Abuse is bad. This really doesn't bear repeating, but it is very important to note since it greatly alters the perception of people when the subject comes up. Therefore, the common social conception is that someone who uses abuse is a bad person. Unfortunately, society takes this to mean that abusers are
all bad, especially child abusers. What could be worse than someone abusing a helpless child? The problem is, this, very paradoxically, makes people likely to minimize child abuse. Given the immense power parents wield over their children, only people who've been involved with the parents, who have some type of relationship with them is going to notice it. Grandparents, aunts, uncles, neighbours, friends, those are the type of people who have the most opportunity to notice abuse. They're the ones that meet up with the abuser, come into their home, see the kids, etc.
Yet, teachers and doctors report to CAS far more often than close family members do.
Why? The difference is, aside from any training, teachers and doctors are totally willing to accept that a parent can be a bad person since they rarely actually meet them. Family and friends do not. They'll minimize or gloss over what they see because they
don't see a bad person when they look at the abuser.
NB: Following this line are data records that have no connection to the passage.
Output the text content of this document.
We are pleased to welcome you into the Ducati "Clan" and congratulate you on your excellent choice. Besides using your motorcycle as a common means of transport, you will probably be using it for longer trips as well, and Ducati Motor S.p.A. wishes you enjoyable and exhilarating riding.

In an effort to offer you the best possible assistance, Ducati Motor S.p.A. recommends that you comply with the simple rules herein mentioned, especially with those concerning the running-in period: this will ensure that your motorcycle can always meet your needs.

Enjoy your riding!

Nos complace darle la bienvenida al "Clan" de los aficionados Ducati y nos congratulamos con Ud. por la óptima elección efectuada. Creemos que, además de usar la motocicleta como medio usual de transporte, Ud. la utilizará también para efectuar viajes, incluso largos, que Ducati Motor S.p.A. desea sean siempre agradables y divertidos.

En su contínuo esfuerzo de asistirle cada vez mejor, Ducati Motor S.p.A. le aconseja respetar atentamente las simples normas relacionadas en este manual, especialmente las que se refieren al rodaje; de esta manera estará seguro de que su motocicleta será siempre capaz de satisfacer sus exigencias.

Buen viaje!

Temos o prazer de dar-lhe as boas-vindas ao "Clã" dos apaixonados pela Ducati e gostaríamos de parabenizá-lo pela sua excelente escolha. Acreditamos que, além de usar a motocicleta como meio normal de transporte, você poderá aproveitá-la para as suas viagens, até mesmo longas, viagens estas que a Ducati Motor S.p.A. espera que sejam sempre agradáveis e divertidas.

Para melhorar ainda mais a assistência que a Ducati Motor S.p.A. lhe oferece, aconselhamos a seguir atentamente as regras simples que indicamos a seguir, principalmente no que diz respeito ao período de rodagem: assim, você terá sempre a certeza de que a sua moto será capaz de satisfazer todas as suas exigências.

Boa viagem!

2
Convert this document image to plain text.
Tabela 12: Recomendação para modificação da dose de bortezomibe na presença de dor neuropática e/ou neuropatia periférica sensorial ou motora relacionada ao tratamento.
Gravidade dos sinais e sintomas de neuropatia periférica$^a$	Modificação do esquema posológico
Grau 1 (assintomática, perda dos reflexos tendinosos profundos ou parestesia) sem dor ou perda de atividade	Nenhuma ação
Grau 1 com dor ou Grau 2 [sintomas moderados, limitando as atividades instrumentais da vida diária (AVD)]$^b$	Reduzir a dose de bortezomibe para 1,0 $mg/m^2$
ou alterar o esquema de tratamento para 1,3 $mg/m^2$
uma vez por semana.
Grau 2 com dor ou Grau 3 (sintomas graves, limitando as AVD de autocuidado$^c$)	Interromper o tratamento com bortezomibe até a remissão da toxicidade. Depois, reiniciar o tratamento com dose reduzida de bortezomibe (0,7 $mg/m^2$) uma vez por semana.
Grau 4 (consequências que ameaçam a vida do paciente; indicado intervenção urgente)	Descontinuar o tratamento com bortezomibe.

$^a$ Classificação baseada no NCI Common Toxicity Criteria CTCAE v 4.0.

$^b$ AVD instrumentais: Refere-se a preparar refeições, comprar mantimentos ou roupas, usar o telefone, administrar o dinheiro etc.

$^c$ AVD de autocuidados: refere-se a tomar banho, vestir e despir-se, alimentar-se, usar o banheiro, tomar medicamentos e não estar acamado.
They'll see that fantastic baseball player, the person who makes wonderful brownies, the handy mechanic, etc, etc.
I think that giving Jacques defenders among the fandom isn't actually a problem and could serve a more compelling point when RT does pull the carpet out from under them and flat out say that Jacques is actually Jackass, the abusive dick. This is what goes on, right now in real life. I think one of the biggest hurdles any social worker would bring up is the perception that abusers are bad, irredeemable monsters. They deserve time in prison, yes, but society currently pictures them like faceless flesh eating monsters instead of the person that comes with a smile, a flower in hand and poison in the other.